Former Fartown High School student Stacey Lawson and her partner Adam Davey are teachers in Singapore and are now facing a new life with their own daughter Lila and adopted toddler Jada Louise.

They have adopted her but only after a costly and lengthy battle with Calderdale Council.

The authority were intent on putting Jada Louise up for adoption and her story might have been very different if her mother’s cousin and her partner had not been passionate about her staying within her extended family.

The couple are in their early 30s. Stacey is from Huddersfield, a former student at the Fartown High School, while Adam was brought up in Yeovil.

They now work as teachers at the International School in Singapore and see their future in staying and working in education in Singapore.

Early last year, they heard that their very young relative, Jada was in foster care. She couldn’t be cared for by her parents. Members of her extended family in England had been assessed and ruled out as carers.

Adam and Stacey were never asked to be assessed – and they had no idea about the events unfolding in Calderdale.

By the time they found out, a court had agreed to an application from Calderdale for Jada to be placed for adoption. Undeterred, the couple began a long and expensive fight to get her placed with them in Singapore.

Their Huddersfield lawyer, Nigel Priestley, said: “They began by simply asking to be assessed as carers even tough a final order had been made. The local authority refused. An application as made to court to put the local authority plans on hold and a judge agreed. They came back to Yorkshire to make sure they were available to be assessed.

As the Tour de France whizzed past their Barkisland cottage they were seen by a social worker and introduced to the child. In a process that made pulling teeth seem a painless alternative, the local authority were eventually made to accept that placement of Jada in her extended family was the best option.

Jada Louise (right) and her new sister Lila
 

“It took the encouragement of a judge who knew Singapore well to help the Social Services team to think again - and some remained determined to the last to pursue their own plans for adoption.

“ But it wouldn’t have happened without skilled and determined legal representation - and their commitment to change the local authority’s plans”.

Stacey said ““Adam and I are so happy having Jada living with us.

“She attached to us very quickly and she fell in love with our biological daughter Lila almost immediately. She constantly asks for Lila when she is napping and she likes to kiss and cuddle her. She is such a great big sister. Of course the two of them like to fight over toys on occasion but I think this just makes them true sisters!

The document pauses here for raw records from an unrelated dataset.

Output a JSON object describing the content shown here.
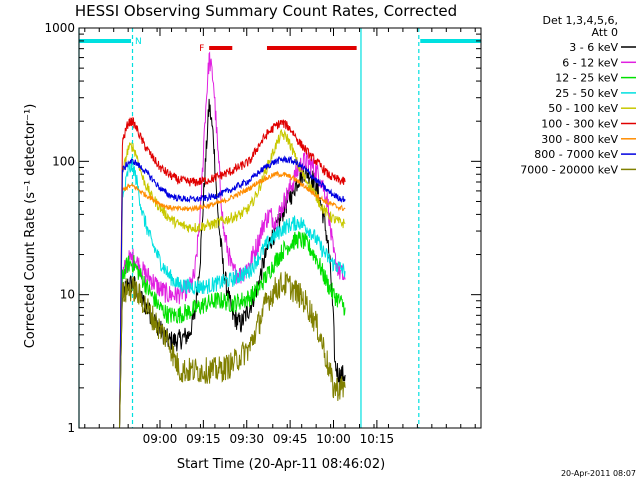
{
  "chart_data": {
    "type": "line",
    "title": "HESSI Observing Summary Count Rates, Corrected",
    "xlabel": "Start Time (20-Apr-11 08:46:02)",
    "ylabel": "Corrected Count Rate (s⁻¹ detector⁻¹)",
    "y_scale": "log",
    "ylim": [
      1,
      1000
    ],
    "xlim_min": [
      -14,
      125
    ],
    "x_unit": "minutes after 08:46:02",
    "x_ticks": [
      {
        "v": 14,
        "label": "09:00"
      },
      {
        "v": 29,
        "label": "09:15"
      },
      {
        "v": 44,
        "label": "09:30"
      },
      {
        "v": 59,
        "label": "09:45"
      },
      {
        "v": 74,
        "label": "10:00"
      },
      {
        "v": 89,
        "label": "10:15"
      }
    ],
    "y_ticks": [
      {
        "v": 1,
        "label": "1"
      },
      {
        "v": 10,
        "label": "10"
      },
      {
        "v": 100,
        "label": "100"
      },
      {
        "v": 1000,
        "label": "1000"
      }
    ],
    "legend_header": [
      "Det 1,3,4,5,6,",
      "Att 0"
    ],
    "legend_position": "top-right, outside plot",
    "annotations": {
      "n_label": "N",
      "f_label": "F",
      "night_color": "#00e0e0",
      "flare_color": "#e00000",
      "night_bars": [
        [
          -14,
          4
        ],
        [
          104,
          125
        ]
      ],
      "night_lines": [
        -14,
        4.5,
        83.5,
        103.5
      ],
      "flare_bars": [
        [
          31,
          39
        ],
        [
          51,
          82
        ]
      ]
    },
    "timestamp": "20-Apr-2011 08:07",
    "series": [
      {
        "name": "3 - 6 keV",
        "color": "#000000",
        "noise": 0.08,
        "points": [
          [
            0,
            1
          ],
          [
            1,
            10
          ],
          [
            3,
            12
          ],
          [
            5,
            12
          ],
          [
            8,
            9
          ],
          [
            11,
            7
          ],
          [
            14,
            5.5
          ],
          [
            17,
            4.5
          ],
          [
            20,
            4.5
          ],
          [
            24,
            5
          ],
          [
            26,
            7
          ],
          [
            28,
            20
          ],
          [
            29.5,
            80
          ],
          [
            31,
            270
          ],
          [
            32.5,
            150
          ],
          [
            34,
            40
          ],
          [
            36,
            15
          ],
          [
            39,
            7
          ],
          [
            42,
            6
          ],
          [
            45,
            8
          ],
          [
            48,
            12
          ],
          [
            50,
            18
          ],
          [
            52,
            25
          ],
          [
            54,
            30
          ],
          [
            57,
            45
          ],
          [
            60,
            60
          ],
          [
            62,
            75
          ],
          [
            64,
            85
          ],
          [
            66,
            80
          ],
          [
            68,
            65
          ],
          [
            70,
            45
          ],
          [
            72,
            25
          ],
          [
            73,
            15
          ],
          [
            74,
            6
          ],
          [
            74.5,
            3
          ],
          [
            76,
            2.5
          ],
          [
            78,
            2.5
          ]
        ]
      },
      {
        "name": "6 - 12 keV",
        "color": "#e020e0",
        "noise": 0.08,
        "points": [
          [
            0,
            1
          ],
          [
            1,
            14
          ],
          [
            3,
            18
          ],
          [
            5,
            19
          ],
          [
            8,
            15
          ],
          [
            11,
            13
          ],
          [
            14,
            11
          ],
          [
            17,
            10
          ],
          [
            20,
            10
          ],
          [
            24,
            11
          ],
          [
            26,
            14
          ],
          [
            28,
            40
          ],
          [
            29.5,
            200
          ],
          [
            31,
            600
          ],
          [
            32.5,
            400
          ],
          [
            34,
            120
          ],
          [
            36,
            30
          ],
          [
            39,
            15
          ],
          [
            42,
            14
          ],
          [
            45,
            17
          ],
          [
            48,
            25
          ],
          [
            50,
            35
          ],
          [
            52,
            40
          ],
          [
            54,
            35
          ],
          [
            57,
            50
          ],
          [
            60,
            70
          ],
          [
            62,
            90
          ],
          [
            64,
            100
          ],
          [
            66,
            95
          ],
          [
            68,
            85
          ],
          [
            70,
            70
          ],
          [
            72,
            50
          ],
          [
            73,
            30
          ],
          [
            74,
            20
          ],
          [
            76,
            15
          ],
          [
            78,
            13
          ]
        ]
      },
      {
        "name": "12 - 25 keV",
        "color": "#00e000",
        "noise": 0.07,
        "points": [
          [
            0,
            1
          ],
          [
            1,
            14
          ],
          [
            3,
            17
          ],
          [
            5,
            17
          ],
          [
            8,
            13
          ],
          [
            11,
            10
          ],
          [
            14,
            8
          ],
          [
            17,
            7
          ],
          [
            20,
            7
          ],
          [
            24,
            7.5
          ],
          [
            27,
            8
          ],
          [
            30,
            8.5
          ],
          [
            33,
            9
          ],
          [
            36,
            9
          ],
          [
            39,
            8.5
          ],
          [
            42,
            9
          ],
          [
            45,
            9.5
          ],
          [
            48,
            11
          ],
          [
            51,
            14
          ],
          [
            54,
            18
          ],
          [
            57,
            22
          ],
          [
            60,
            25
          ],
          [
            62,
            26
          ],
          [
            64,
            25
          ],
          [
            66,
            22
          ],
          [
            68,
            19
          ],
          [
            70,
            15
          ],
          [
            72,
            12
          ],
          [
            74,
            10
          ],
          [
            76,
            9
          ],
          [
            78,
            8
          ]
        ]
      },
      {
        "name": "25 - 50 keV",
        "color": "#00e0e0",
        "noise": 0.06,
        "points": [
          [
            0,
            1
          ],
          [
            1,
            50
          ],
          [
            3,
            85
          ],
          [
            4.5,
            95
          ],
          [
            6,
            70
          ],
          [
            8,
            40
          ],
          [
            11,
            25
          ],
          [
            14,
            18
          ],
          [
            17,
            14
          ],
          [
            20,
            12
          ],
          [
            24,
            11.5
          ],
          [
            27,
            11.5
          ],
          [
            30,
            11.5
          ],
          [
            33,
            12
          ],
          [
            36,
            12.5
          ],
          [
            39,
            13
          ],
          [
            42,
            14
          ],
          [
            45,
            15
          ],
          [
            48,
            19
          ],
          [
            51,
            24
          ],
          [
            54,
            28
          ],
          [
            57,
            32
          ],
          [
            60,
            34
          ],
          [
            62,
            35
          ],
          [
            64,
            33
          ],
          [
            66,
            30
          ],
          [
            68,
            26
          ],
          [
            70,
            22
          ],
          [
            72,
            19
          ],
          [
            74,
            17
          ],
          [
            76,
            16
          ],
          [
            78,
            15
          ]
        ]
      },
      {
        "name": "50 - 100 keV",
        "color": "#c8c800",
        "noise": 0.04,
        "points": [
          [
            0,
            1
          ],
          [
            1,
            80
          ],
          [
            3,
            125
          ],
          [
            4.5,
            130
          ],
          [
            6,
            110
          ],
          [
            8,
            75
          ],
          [
            11,
            55
          ],
          [
            14,
            45
          ],
          [
            17,
            38
          ],
          [
            20,
            34
          ],
          [
            24,
            32
          ],
          [
            27,
            32
          ],
          [
            30,
            33
          ],
          [
            33,
            34
          ],
          [
            36,
            36
          ],
          [
            39,
            38
          ],
          [
            42,
            40
          ],
          [
            45,
            45
          ],
          [
            48,
            60
          ],
          [
            51,
            90
          ],
          [
            54,
            130
          ],
          [
            56,
            160
          ],
          [
            58,
            150
          ],
          [
            60,
            120
          ],
          [
            62,
            90
          ],
          [
            64,
            75
          ],
          [
            66,
            65
          ],
          [
            68,
            55
          ],
          [
            70,
            45
          ],
          [
            72,
            40
          ],
          [
            74,
            37
          ],
          [
            76,
            35
          ],
          [
            78,
            34
          ]
        ]
      },
      {
        "name": "100 - 300 keV",
        "color": "#e00000",
        "noise": 0.035,
        "points": [
          [
            0,
            1
          ],
          [
            1,
            140
          ],
          [
            3,
            195
          ],
          [
            4.5,
            200
          ],
          [
            6,
            175
          ],
          [
            8,
            140
          ],
          [
            11,
            110
          ],
          [
            14,
            90
          ],
          [
            17,
            80
          ],
          [
            20,
            73
          ],
          [
            24,
            70
          ],
          [
            27,
            70
          ],
          [
            30,
            72
          ],
          [
            33,
            75
          ],
          [
            36,
            80
          ],
          [
            39,
            85
          ],
          [
            42,
            92
          ],
          [
            45,
            100
          ],
          [
            48,
            130
          ],
          [
            51,
            160
          ],
          [
            54,
            185
          ],
          [
            56,
            195
          ],
          [
            58,
            185
          ],
          [
            60,
            165
          ],
          [
            62,
            140
          ],
          [
            64,
            125
          ],
          [
            66,
            110
          ],
          [
            68,
            100
          ],
          [
            70,
            90
          ],
          [
            72,
            80
          ],
          [
            74,
            75
          ],
          [
            76,
            72
          ],
          [
            78,
            70
          ]
        ]
      },
      {
        "name": "300 - 800 keV",
        "color": "#ff8c00",
        "noise": 0.02,
        "points": [
          [
            0,
            1
          ],
          [
            1,
            60
          ],
          [
            3,
            65
          ],
          [
            5,
            65
          ],
          [
            8,
            58
          ],
          [
            11,
            53
          ],
          [
            14,
            48
          ],
          [
            17,
            45
          ],
          [
            20,
            44
          ],
          [
            24,
            44
          ],
          [
            27,
            45
          ],
          [
            30,
            46
          ],
          [
            33,
            48
          ],
          [
            36,
            50
          ],
          [
            39,
            54
          ],
          [
            42,
            58
          ],
          [
            45,
            63
          ],
          [
            48,
            70
          ],
          [
            51,
            75
          ],
          [
            54,
            80
          ],
          [
            56,
            80
          ],
          [
            58,
            78
          ],
          [
            60,
            75
          ],
          [
            62,
            70
          ],
          [
            64,
            65
          ],
          [
            66,
            60
          ],
          [
            68,
            56
          ],
          [
            70,
            52
          ],
          [
            72,
            49
          ],
          [
            74,
            47
          ],
          [
            76,
            45
          ],
          [
            78,
            44
          ]
        ]
      },
      {
        "name": "800 - 7000 keV",
        "color": "#0000e0",
        "noise": 0.025,
        "points": [
          [
            0,
            1
          ],
          [
            1,
            85
          ],
          [
            3,
            98
          ],
          [
            5,
            100
          ],
          [
            8,
            88
          ],
          [
            11,
            75
          ],
          [
            14,
            63
          ],
          [
            17,
            56
          ],
          [
            20,
            53
          ],
          [
            24,
            52
          ],
          [
            27,
            52
          ],
          [
            30,
            53
          ],
          [
            33,
            55
          ],
          [
            36,
            58
          ],
          [
            39,
            62
          ],
          [
            42,
            67
          ],
          [
            45,
            72
          ],
          [
            48,
            82
          ],
          [
            51,
            92
          ],
          [
            54,
            100
          ],
          [
            56,
            103
          ],
          [
            58,
            103
          ],
          [
            60,
            100
          ],
          [
            62,
            95
          ],
          [
            64,
            88
          ],
          [
            66,
            80
          ],
          [
            68,
            72
          ],
          [
            70,
            66
          ],
          [
            72,
            60
          ],
          [
            74,
            56
          ],
          [
            76,
            53
          ],
          [
            78,
            52
          ]
        ]
      },
      {
        "name": "7000 - 20000 keV",
        "color": "#808000",
        "noise": 0.1,
        "points": [
          [
            0,
            1
          ],
          [
            1,
            10
          ],
          [
            3,
            11
          ],
          [
            5,
            11
          ],
          [
            8,
            9
          ],
          [
            11,
            7
          ],
          [
            14,
            5.5
          ],
          [
            17,
            4.5
          ],
          [
            19,
            3.3
          ],
          [
            21,
            2.7
          ],
          [
            24,
            2.7
          ],
          [
            27,
            2.7
          ],
          [
            30,
            2.7
          ],
          [
            33,
            2.7
          ],
          [
            36,
            2.8
          ],
          [
            39,
            3
          ],
          [
            42,
            3.5
          ],
          [
            45,
            4
          ],
          [
            48,
            6
          ],
          [
            51,
            9
          ],
          [
            54,
            11
          ],
          [
            56,
            12
          ],
          [
            58,
            12
          ],
          [
            60,
            11
          ],
          [
            62,
            10
          ],
          [
            64,
            9
          ],
          [
            66,
            7.5
          ],
          [
            68,
            6
          ],
          [
            70,
            4.5
          ],
          [
            72,
            3
          ],
          [
            74,
            2
          ],
          [
            76,
            2
          ],
          [
            78,
            2
          ]
        ]
      }
    ]
  }
}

“Jada enjoys receiving all the love and affection and attention that we offer her at home. It is so nice to see her giggling when she is happy. It was such a great privilege to see Jada meeting her extended family, some of whom had never met her before.

“It is difficult to remember life without Jada. She truly is and always a part of our immediate family.”

Mr Priestley, senior partner at Ridley and Hall Huddersfield, a law firm which specializes in supporting kinship carers, said: “We had to move very quickly in this case. Calderdale wanted to have Jada adopted and simply wouldn’t back down. They claimed that they had a family waiting for her.

“But my clients were convinced that Jada would be a perfect fit in their family. Adam and Stacey are remarkable. They committed time and a large sum of money to make sure Jada stayed in her extended family. They dropped everything to make themselves available for assessment.

“The council’s attitude was bizarre. Thankfully they eventually saw sense – but must now contribute to my clients’ costs”.